Publié en 2020, l'ouvrage Îles intimes de Magali Compan vient se rajouter aux efforts critiques récents qui abordent sous une perspective comparatiste les [End Page 239] littératures et cultures visuelles des îles et archipels du sud-ouest de l'Océan Indien: Madagascar, les îles Mascareignes et les Comores. En partant d'une réflexion sur les mythes et paradoxes qui sous-tendent la condition insulaire, l'auteure rappelle d'emblée que "l'ile [sic] n'est pas seulement un espace géographique tangible. C'est avant tout un concept et un trope littéraire et discursif occidental ayant nourri et favorisé des délinéations de différence et de construction de soi" (13). En postulant toutefois que les écrivains et artistes plasticiens de la région mettent en œuvre des perspectives décoloniales qui interrogent les prismes déformants de l'imaginaire colonial, Compan insiste sur la manière dont ils repensent le lien à l'espace insulaire tout en se réappropriant le territoire. D'ailleurs, c'est en partant de ce postulat qu'elle précise, dès son introduction, l'apport de la nissonologie et des Island studies comme champs d'étude consacrés à la représentation des espaces insulaires, avant de reprendre à son compte la distinction critique d'abord proposée par Joël Bonnemaison entre insularité et îléité: "l'insularité renvoie à un objet géographique, aux attributs physiques et aux critères socio-économiques qui sont le produit de son isolement, l'îléité, quant à elle, varie selon les cultures, les individus, l'espace géographique dans lequel elle se situe" (18).

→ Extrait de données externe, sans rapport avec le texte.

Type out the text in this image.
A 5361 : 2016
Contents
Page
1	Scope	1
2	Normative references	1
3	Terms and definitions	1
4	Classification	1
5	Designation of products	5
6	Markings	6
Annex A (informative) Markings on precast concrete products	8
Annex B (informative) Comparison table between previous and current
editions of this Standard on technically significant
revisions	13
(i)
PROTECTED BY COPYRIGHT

C'est, de fait, cette distinction conceptuelle qui sert de fil conducteur à l'ensemble de l'ouvrage puisque, de chapitre en chapitre, Compan analyse, avec finesse et élégance, les diverses expressions de l'îléité qu'articulent les écrivain.e.s et artistes plasticiens de la région, en réponse notamment aux nombreux préjugés associés à l'insularité indiaocéanique depuis des siècles. Ainsi, ce que cet ouvrage remarquable propose dans son ensemble, c'est de "repenser l'île comme composante essentielle de la quête identitaire dans la zone de l'océan Indien francophone et […] d'offrir sur ces espaces indéniablement marqués par la colonisation française et les discours impérialistes européens, un changement de paradigme alliant géographie et histoire, le sensible et l'intelligible en tant que produits d'un vécu insulaire" (19). L'importance critique que Compan consacre à ce "vécu" l'amène ainsi à examiner, dans les cinq chapitres de l'ouvrage, la manière dont les créateur.trice.s de la région conjuguent rapport au lieu, quête identitaire et représentation postcoloniale. C'est d'ailleurs ce souci de la représentation de soi qui justifie l'intérêt de l'ouvrage pour la notion d'intimité—une notion qui met en lumière la perspective somme toute personnelle des créateur.trice.s et leur "appréhension de l'espace insulaire à travers l'expérience unique, sensorielle, viscérale de l'insularité" (27).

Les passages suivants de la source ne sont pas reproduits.